Thanks to facial reconstruction technology, the face of a Neolithic dog that once walked with its human companions some 4,000 years ago has been recreated for the first time.

Model created from dog skull discovered at Cuween Hill Chambered Cairn, Orkney. Photo: Historic Environment Scotland

Commissioned by the Historic Environment Scotland (HES), the reconstruction was based on the the skull of a dog discovered more than a century ago in Cuween Hill Chambered Cairn on an island in Scotland’s Orkney Archipelago.

Built between 3,000 and 2,400 BCE, the four-celled cairn is an excellent example of a Neolithic chamber tomb used for ancient burials by the earliest agricultural communities in the region. In 1901, scientists excavated 24 dog skulls and their bones from the tomb, along with at least eight humans.

The Cuween Hill Chambered Cairn in Orkney. Photo: Historic Environment Scotland

The decades that followed brought new technologies like radiocarbon dating that confirmed the dog bones were placed in the chamber more than 500 years after the passage tomb was built. This suggests that dogs played an important role in ancient human society and were buried for ritualistic purposes.

“Just as they’re treasured pets today, dogs clearly had an important place in Neolithic Orkney, as they were kept and trained as pets and guards and perhaps used by farmers to help tend sheep,” HES interpretation manager Steve Farrar said in a statement.

“But the remains discovered at Cuween Hill suggest that dogs had a particularly special significance for the farmers who lived around and used the tomb about 4,500 years ago. Maybe dogs were their symbol or totem, perhaps they thought of themselves as the ‘dog people.’”

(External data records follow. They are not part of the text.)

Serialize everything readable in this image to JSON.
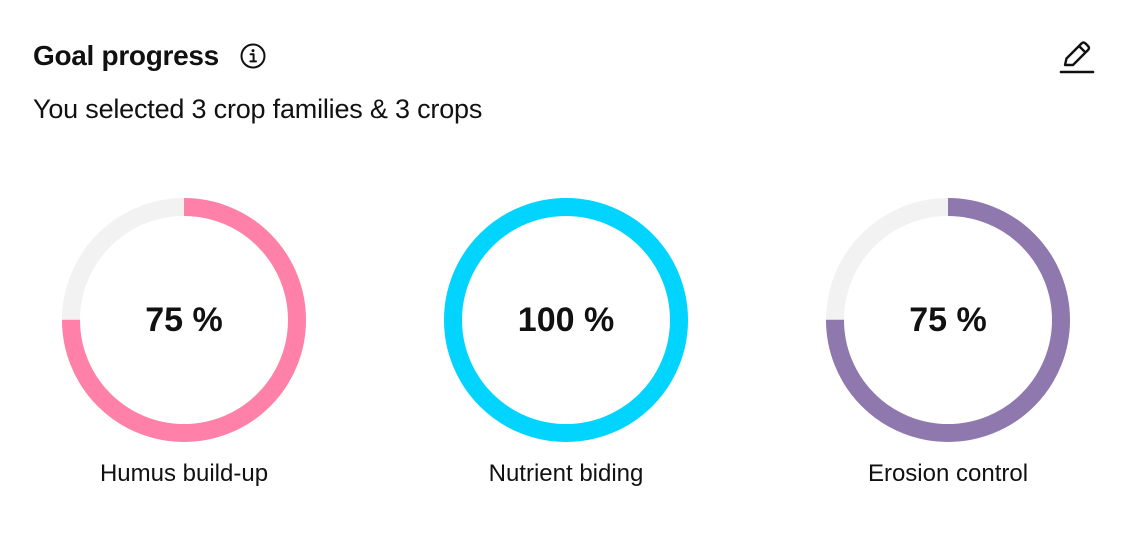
{
  "header": {
    "title": "Goal progress",
    "info_icon": "info-circle-icon",
    "edit_icon": "pencil-icon"
  },
  "summary": "You selected 3 crop families & 3 crops",
  "goals": [
    {
      "label": "Humus build-up",
      "value_text": "75 %",
      "percent": 75,
      "color": "#FF80A8"
    },
    {
      "label": "Nutrient biding",
      "value_text": "100 %",
      "percent": 100,
      "color": "#00D4FF"
    },
    {
      "label": "Erosion control",
      "value_text": "75 %",
      "percent": 75,
      "color": "#8E78AE"
    }
  ],
  "track_color": "#F2F2F2"
}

Model created from dog skull discovered at Cuween Hill Chambered Cairn, Orkney. Photo: Historic Environment Scotland

Flash forward to 2019: researchers CT-scan one of the dog skulls in order to make a 3D print. Then, forensic artist Amy Thornton creates a realistic model of the dog’s head, muscle, skin, and hair – all of which are particularly challenging given the limited existing data, such as tissue depths, in canine skulls.

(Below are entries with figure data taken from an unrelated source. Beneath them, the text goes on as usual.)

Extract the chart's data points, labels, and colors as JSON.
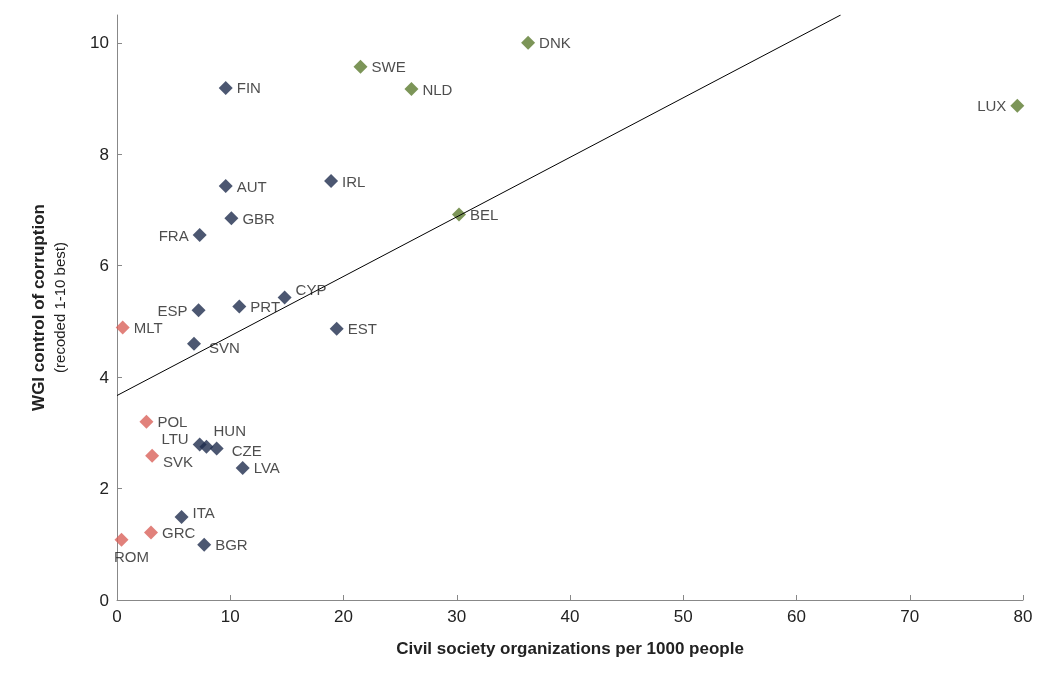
{
  "chart_data": {
    "type": "scatter",
    "xlabel": "Civil society organizations per 1000 people",
    "ylabel": "WGI control of corruption\n(recoded 1-10 best)",
    "xlim": [
      0,
      80
    ],
    "xticks": [
      0,
      10,
      20,
      30,
      40,
      50,
      60,
      70,
      80
    ],
    "ylim": [
      0,
      10.5
    ],
    "yticks": [
      0,
      2,
      4,
      6,
      8,
      10
    ],
    "grid": false,
    "marker": "diamond",
    "series": [
      {
        "color": "#5b7a2e",
        "x": [
          36.3,
          21.5,
          26.0,
          79.5,
          30.2
        ],
        "values": [
          10.0,
          9.57,
          9.17,
          8.87,
          6.92
        ],
        "value_labels": [
          "DNK",
          "SWE",
          "NLD",
          "LUX",
          "BEL"
        ]
      },
      {
        "color": "#1f2d4d",
        "x": [
          9.6,
          9.6,
          18.9,
          10.1,
          7.3,
          14.8,
          10.8,
          7.2,
          19.4,
          6.8,
          7.3,
          7.9,
          8.8,
          11.1,
          5.7,
          7.7
        ],
        "values": [
          9.19,
          7.43,
          7.52,
          6.85,
          6.55,
          5.43,
          5.27,
          5.2,
          4.87,
          4.6,
          2.79,
          2.75,
          2.72,
          2.37,
          1.49,
          0.99
        ],
        "value_labels": [
          "FIN",
          "AUT",
          "IRL",
          "GBR",
          "FRA",
          "CYP",
          "PRT",
          "ESP",
          "EST",
          "SVN",
          "LTU",
          "HUN",
          "CZE",
          "LVA",
          "ITA",
          "BGR"
        ]
      },
      {
        "color": "#d9625a",
        "x": [
          0.5,
          2.6,
          3.1,
          3.0,
          0.4
        ],
        "values": [
          4.89,
          3.2,
          2.59,
          1.21,
          1.08
        ],
        "value_labels": [
          "MLT",
          "POL",
          "SVK",
          "GRC",
          "ROM"
        ]
      },
      {
        "type": "line",
        "color": "#000000",
        "x": [
          0,
          63.9
        ],
        "values": [
          3.67,
          10.5
        ],
        "marker": "none"
      }
    ]
  }
}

Thornton built a clay sculpture from the 3D print using traditional methods and then cast it in silicone, finishing it in a fur coat resembling that of a European grey wolf. Researchers suggest the dog was around the size of a modern collie.

HES says this is the first attempt to reconstruct an animal from this time.

Model created from dog skull discovered at Cuween Hill Chambered Cairn, Orkney. Photo: Historic Environment Scotland

“Looking at this dog helps us better relate to the people who cared for and venerated these animals, people whose ingenuity and sophistication made Orkney such an important place in the Neolithic and who have left us with such a rich legacy of monuments today,” says Farrar, and we can but agree.